All hail the king, G80
Top-of-the-range graphics cards are one-hit wonders – but not in the case of the
GeForce 8800 GTX. The 8800 GTX was a surprise arrival in late 2006. Given that ATI had, in 2005, designed the first GPU with a unified shader architecture with the Xenos chip inside the Xbox 360, few people expected Nvidia to beat the red team to the punch when it came to the PC, but it did just this. The GeForce 8800 GTX was the first PC GPU with unified shaders: gone were the fixed pixel and vertex pipelines, and in their place came stream processors, flexible ALUs that can be dynamically allocated to work on any task a 3D engine requires, such as geometry, texturing or lighting.

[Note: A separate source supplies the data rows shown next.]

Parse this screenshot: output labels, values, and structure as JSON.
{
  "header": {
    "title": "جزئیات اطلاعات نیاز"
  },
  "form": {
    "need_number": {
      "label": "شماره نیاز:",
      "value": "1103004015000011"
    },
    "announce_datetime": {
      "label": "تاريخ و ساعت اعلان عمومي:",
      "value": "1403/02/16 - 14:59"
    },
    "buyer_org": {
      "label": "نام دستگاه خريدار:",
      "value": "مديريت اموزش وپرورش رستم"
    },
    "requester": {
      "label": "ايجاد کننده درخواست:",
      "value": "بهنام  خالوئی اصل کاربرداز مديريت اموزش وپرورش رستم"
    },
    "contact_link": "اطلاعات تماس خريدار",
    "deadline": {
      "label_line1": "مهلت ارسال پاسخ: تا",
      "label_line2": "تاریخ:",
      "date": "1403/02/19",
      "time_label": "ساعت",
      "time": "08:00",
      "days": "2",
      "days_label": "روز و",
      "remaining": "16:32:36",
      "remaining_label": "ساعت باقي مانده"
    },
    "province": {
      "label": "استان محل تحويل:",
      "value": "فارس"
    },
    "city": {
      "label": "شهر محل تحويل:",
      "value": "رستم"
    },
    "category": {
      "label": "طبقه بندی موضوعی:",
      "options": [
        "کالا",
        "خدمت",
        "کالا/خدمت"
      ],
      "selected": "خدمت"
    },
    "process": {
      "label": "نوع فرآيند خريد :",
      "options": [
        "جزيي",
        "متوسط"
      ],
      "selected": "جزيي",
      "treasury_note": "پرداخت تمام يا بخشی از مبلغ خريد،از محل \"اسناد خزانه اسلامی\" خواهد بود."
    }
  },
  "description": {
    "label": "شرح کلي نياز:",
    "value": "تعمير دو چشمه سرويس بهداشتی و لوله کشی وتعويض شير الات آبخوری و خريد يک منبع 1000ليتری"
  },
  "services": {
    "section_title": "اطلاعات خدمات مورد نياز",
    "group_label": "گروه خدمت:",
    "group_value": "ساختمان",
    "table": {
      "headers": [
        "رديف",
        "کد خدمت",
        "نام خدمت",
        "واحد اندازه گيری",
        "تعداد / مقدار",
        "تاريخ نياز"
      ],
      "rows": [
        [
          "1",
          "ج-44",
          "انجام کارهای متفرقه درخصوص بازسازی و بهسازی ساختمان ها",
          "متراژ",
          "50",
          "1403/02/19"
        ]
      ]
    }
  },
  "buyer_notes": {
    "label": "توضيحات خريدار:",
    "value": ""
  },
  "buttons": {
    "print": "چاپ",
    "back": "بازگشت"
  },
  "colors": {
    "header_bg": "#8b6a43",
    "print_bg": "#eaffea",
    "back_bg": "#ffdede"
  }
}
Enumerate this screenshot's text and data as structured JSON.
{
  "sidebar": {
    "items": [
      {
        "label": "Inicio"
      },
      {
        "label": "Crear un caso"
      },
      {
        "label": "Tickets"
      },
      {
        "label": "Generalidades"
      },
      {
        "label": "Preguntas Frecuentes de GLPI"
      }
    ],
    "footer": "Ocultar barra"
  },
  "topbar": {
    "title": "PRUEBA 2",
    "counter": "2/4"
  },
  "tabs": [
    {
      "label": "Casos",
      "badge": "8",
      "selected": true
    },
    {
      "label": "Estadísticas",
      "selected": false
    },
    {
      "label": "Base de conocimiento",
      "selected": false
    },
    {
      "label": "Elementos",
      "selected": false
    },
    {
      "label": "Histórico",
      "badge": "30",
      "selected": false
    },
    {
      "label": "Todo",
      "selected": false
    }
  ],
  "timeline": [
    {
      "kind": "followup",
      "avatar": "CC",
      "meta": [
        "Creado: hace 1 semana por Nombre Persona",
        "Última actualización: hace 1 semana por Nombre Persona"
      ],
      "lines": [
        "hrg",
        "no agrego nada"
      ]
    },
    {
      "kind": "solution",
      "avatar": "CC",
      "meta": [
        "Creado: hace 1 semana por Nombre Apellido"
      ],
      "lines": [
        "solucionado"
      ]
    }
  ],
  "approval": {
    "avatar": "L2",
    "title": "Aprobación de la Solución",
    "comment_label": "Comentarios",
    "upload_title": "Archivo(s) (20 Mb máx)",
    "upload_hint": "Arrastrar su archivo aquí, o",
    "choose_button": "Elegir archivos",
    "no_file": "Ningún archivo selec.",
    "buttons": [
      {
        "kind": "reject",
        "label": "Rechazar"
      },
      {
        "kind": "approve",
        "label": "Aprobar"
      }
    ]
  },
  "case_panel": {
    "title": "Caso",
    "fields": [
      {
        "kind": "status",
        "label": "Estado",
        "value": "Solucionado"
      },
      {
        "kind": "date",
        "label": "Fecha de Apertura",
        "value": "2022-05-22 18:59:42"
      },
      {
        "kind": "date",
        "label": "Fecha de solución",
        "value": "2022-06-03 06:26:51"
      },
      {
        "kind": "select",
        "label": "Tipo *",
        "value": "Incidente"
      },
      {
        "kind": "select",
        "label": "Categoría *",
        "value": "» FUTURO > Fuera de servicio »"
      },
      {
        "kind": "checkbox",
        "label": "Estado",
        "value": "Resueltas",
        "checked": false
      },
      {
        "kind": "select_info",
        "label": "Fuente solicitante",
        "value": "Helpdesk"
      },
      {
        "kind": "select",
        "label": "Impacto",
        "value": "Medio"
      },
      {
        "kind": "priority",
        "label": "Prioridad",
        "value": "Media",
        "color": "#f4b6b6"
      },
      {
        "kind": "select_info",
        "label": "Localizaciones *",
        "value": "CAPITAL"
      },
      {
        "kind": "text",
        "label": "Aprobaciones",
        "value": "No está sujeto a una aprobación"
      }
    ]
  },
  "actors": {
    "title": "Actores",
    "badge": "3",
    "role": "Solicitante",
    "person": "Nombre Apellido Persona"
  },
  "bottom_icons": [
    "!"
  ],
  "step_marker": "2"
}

This move allowed the GeForce 8800 GTX to be the first DirectX 10-compatible GPU, but while it was a radical leap forward, the card was still fast in DirectX 9 games. This turned out to be an important factor – even now, three years on, worthwhile DX10 games are few
and far between.
G80 lead to plenty of success for Nvidia, but it's struggled to radically improve on the design
The design was good, but Nvidia also got the clock speeds and memory configuration right: a 575MHz GPU with 1.35GHz stream processors talking to 768MB of GDDR3 over a 384-bit-wide interface still sounds good – even the Radeon HD 5870 only has a 256-bit memory interface (although ATI’s newest card has 40 per cent faster memory bandwidth thanks to its quicker GDDR5 memory).
When we last tested the 8800 GTX, just over a year ago, we found that its design had held up remarkably well – Fallout 3 at 1,920 x 1,280 and Far Cry 2 at 1,680 x 1,050 were within reach, and we concluded that against the GeForce 9-series, GTX 200-series and ATI’s 4800s, there was no point in upgrading.
A year on, the gaming landscape hasn’t changed dramatically and while it’s likely that some GeForce 8800 GTX owners will have kept up their habit of buying top-of-the-range cards, those that have stuck with the original will have found that, rather than growing old disgracefully, and forcing you to forgo high resolutions and decent settings, the 8800 GTX is still extremely capable.